# When does Springwatch 2008 start?



## 98316 (Mar 25, 2006)

Does anyone know the date? 

All I can find on the BBC website is that it is May 2008 i.e. now. I've tried to look online at next weeks tv guide but can find no mention. Does anyone have any idea what date it starts? 

AmI right in thinking that Springwatch is on for 2 weeks? 

Thanks, TravelBug


----------



## baldybazza (Feb 21, 2007)

I think it starts May 26th and probably is on for 2 weeks - one of favourite programmes and we are away


----------



## Steamdrivenandy (Jun 18, 2007)

I don't know about you but it always seems to me that Springwatch comes on about 2 to 3 weeks too late and we're almost in Summer by the time it's finished it's run.

Andy


----------



## 98316 (Mar 25, 2006)

We quite agree with you. Spring to us is May at the latest, I mean so far I've had two lots of blackbirds born, robins had their off spring, the swallows are nesting, the lambs are growing up and the spring flowers are over and summer ones beginning. 
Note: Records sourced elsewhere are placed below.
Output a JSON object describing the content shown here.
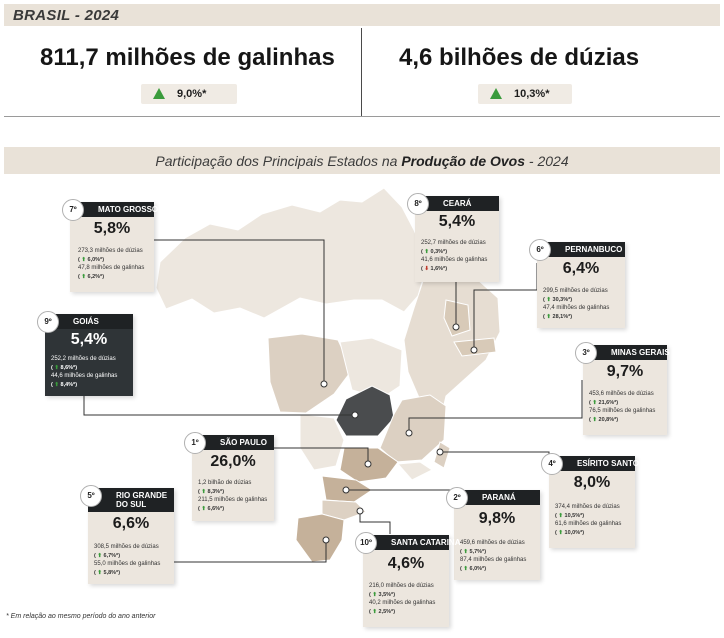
{
  "header": {
    "title": "BRASIL - 2024"
  },
  "stats": [
    {
      "value": "811,7 milhões de galinhas",
      "change": "9,0%*"
    },
    {
      "value": "4,6 bilhões de dúzias",
      "change": "10,3%*"
    }
  ],
  "subtitle": {
    "prefix": "Participação dos Principais Estados na ",
    "bold": "Produção de Ovos",
    "suffix": " - 2024"
  },
  "colors": {
    "band": "#e9e2d8",
    "card": "#ece6de",
    "dark": "#1f2224",
    "up": "#3a9b3c",
    "down": "#c0392b",
    "map_light": "#ede7df",
    "map_mid": "#dcd0c2",
    "map_accent": "#c5b19a",
    "goias": "#4a4c4e"
  },
  "states": {
    "mato_grosso": {
      "rank": "7º",
      "name": "MATO GROSSO",
      "share": "5,8%",
      "eggs": "273,3 milhões de dúzias",
      "eggs_change": "6,0%*",
      "hens": "47,8 milhões de galinhas",
      "hens_change": "6,2%*"
    },
    "goias": {
      "rank": "9º",
      "name": "GOIÁS",
      "share": "5,4%",
      "eggs": "252,2 milhões de dúzias",
      "eggs_change": "8,6%*",
      "hens": "44,6 milhões de galinhas",
      "hens_change": "8,4%*"
    },
    "ceara": {
      "rank": "8º",
      "name": "CEARÁ",
      "share": "5,4%",
      "eggs": "252,7 milhões de dúzias",
      "eggs_change": "0,3%*",
      "hens": "41,6 milhões de galinhas",
      "hens_change": "1,6%*"
    },
    "pernambuco": {
      "rank": "6º",
      "name": "PERNANBUCO",
      "share": "6,4%",
      "eggs": "299,5 milhões de dúzias",
      "eggs_change": "30,3%*",
      "hens": "47,4 milhões de galinhas",
      "hens_change": "28,1%*"
    },
    "minas_gerais": {
      "rank": "3º",
      "name": "MINAS GERAIS",
      "share": "9,7%",
      "eggs": "453,6 milhões de dúzias",
      "eggs_change": "21,6%*",
      "hens": "76,5 milhões de galinhas",
      "hens_change": "20,8%*"
    },
    "sao_paulo": {
      "rank": "1º",
      "name": "SÃO PAULO",
      "share": "26,0%",
      "eggs": "1,2 bilhão de dúzias",
      "eggs_change": "8,3%*",
      "hens": "211,5 milhões de galinhas",
      "hens_change": "6,6%*"
    },
    "espirito_santo": {
      "rank": "4º",
      "name": "ESÍRITO SANTO",
      "share": "8,0%",
      "eggs": "374,4 milhões de dúzias",
      "eggs_change": "10,5%*",
      "hens": "61,6 milhões de galinhas",
      "hens_change": "10,0%*"
    },
    "rio_grande_do_sul": {
      "rank": "5º",
      "name": "RIO GRANDE",
      "name2": "DO SUL",
      "share": "6,6%",
      "eggs": "308,5 milhões de dúzias",
      "eggs_change": "6,7%*",
      "hens": "55,0 milhões de galinhas",
      "hens_change": "5,8%*"
    },
    "parana": {
      "rank": "2º",
      "name": "PARANÁ",
      "share": "9,8%",
      "eggs": "459,6 milhões de dúzias",
      "eggs_change": "5,7%*",
      "hens": "87,4 milhões de galinhas",
      "hens_change": "6,0%*"
    },
    "santa_catarina": {
      "rank": "10º",
      "name": "SANTA CATARINA",
      "share": "4,6%",
      "eggs": "216,0 milhões de dúzias",
      "eggs_change": "3,5%*",
      "hens": "40,2 milhões de galinhas",
      "hens_change": "2,5%*"
    }
  },
  "arrows": {
    "up": "⬆",
    "down": "⬇"
  },
  "footnote": "* Em relação ao mesmo período do ano anterior"
}
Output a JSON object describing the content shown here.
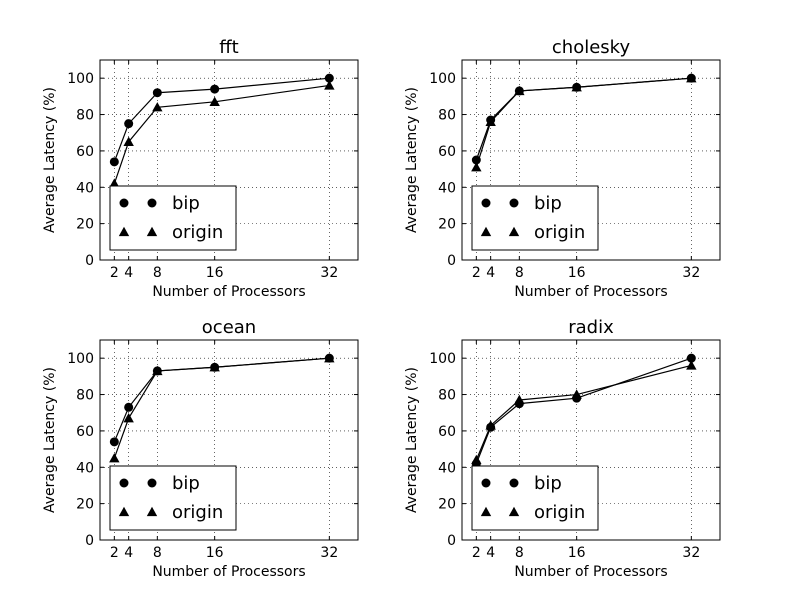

Summer starts officially I know on June 21st so technically it is still Spring but it would be nice to see the show on a few weeks earlier when there is so much more to see.


----------



## Zebedee (Oct 3, 2007)

Right now if you like Andy

http://www.bbc.co.uk/wiltshire/content/articles/2008/05/08/bluetit_webcam_feature.shtml

Cheers


----------



## baldybazza (Feb 21, 2007)

I suppose its put on then to coincide with the children's half term but I agree its much too late.


----------



## Steamdrivenandy (Jun 18, 2007)

Before it got dark tonight Mrs SDA and I were watching a Mother Blackbird chasing a young un with no bum feathers around our garden. The little wart wouldn't stay in one place and Mum kept coming back with a beak full of food only to find here offspring had vamoosed to the other side for a change of scenery.

Andy


----------



## 96299 (Sep 15, 2005)

I think it is late for a reason,in that they want there to be lots of young in the nests for many speices,given the differing incubation times. :roll: 

steve


----------



## spykal (May 9, 2005)

Hi

I am sure fans of Springwatch <<< will enjoy the preview at this link ... I did :wink:

Mike


----------



## Rocles (May 1, 2005)

We just had these guys marching past the front window


----------



## 96299 (Sep 15, 2005)

Wow..what a clutch that is. 8O I counted 16.Get in.  

steve


----------